01 - Combine softened cream cheese, crab meat, green onions, garlic, soy sauce, Worcestershire sauce, sesame oil, black pepper, and salt in a medium bowl. Mix thoroughly until completely smooth and evenly incorporated.
02 - Position an egg roll wrapper on a clean work surface with one corner pointing toward you. Spoon approximately 2 tablespoons of filling onto the wrapper near the bottom corner, leaving a small border.
03 - Fold the bottom corner tightly over the filling. Fold in both side corners. Continue rolling upward toward the top corner. Brush the exposed edge with beaten egg and press firmly to seal completely. Repeat with remaining wrappers and filling.
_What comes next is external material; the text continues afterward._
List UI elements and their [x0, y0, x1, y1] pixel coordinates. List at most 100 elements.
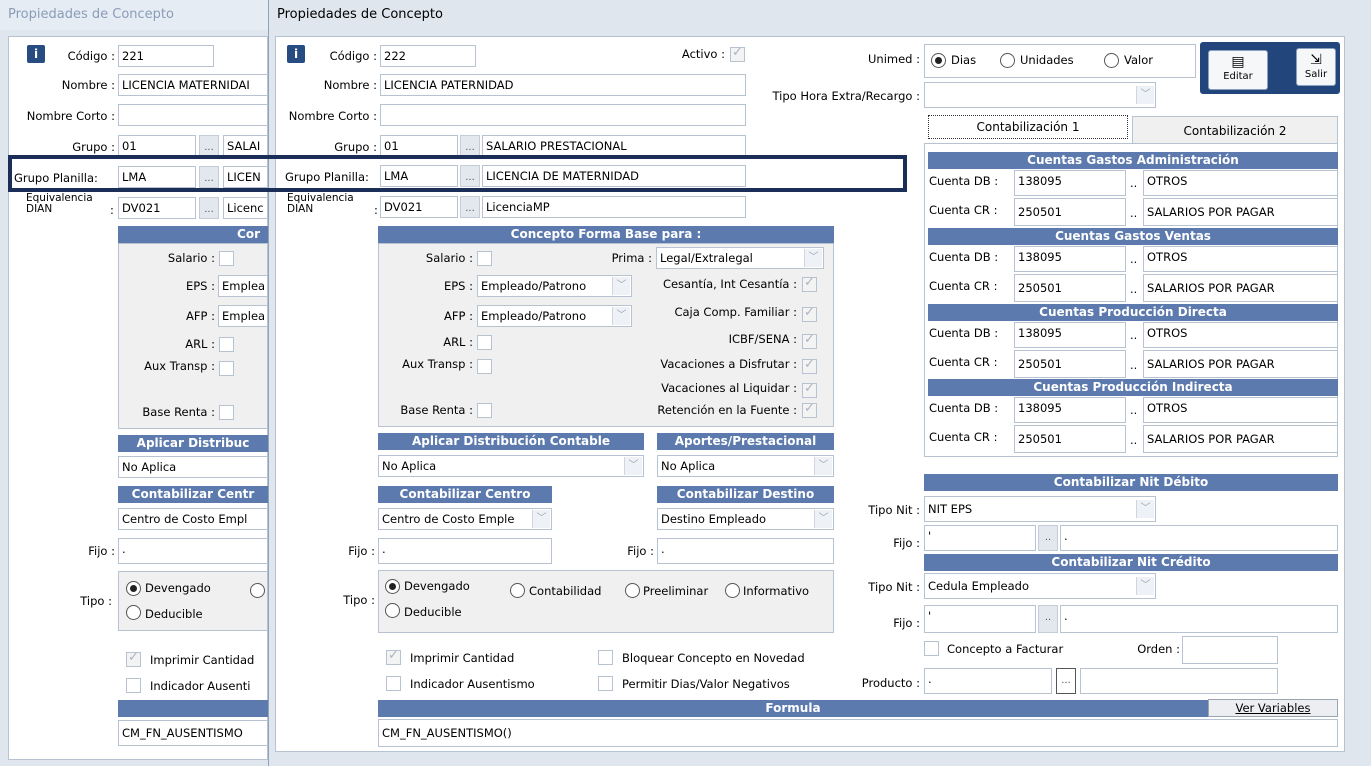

04 - Pour vegetable oil into a deep skillet or heavy pot to a depth of 2 inches. Heat over medium-high heat until the temperature reaches 350°F.
05 - Working in batches to avoid overcrowding, carefully place egg rolls into the hot oil. Fry for 3 to 4 minutes, turning frequently, until deep golden brown and crispy throughout. Adjust heat as needed to maintain temperature.
06 - Remove egg rolls using tongs and transfer to a wire rack or paper towel-lined plate to drain excess oil. Serve immediately while hot, with sweet chili sauce on the side if desired.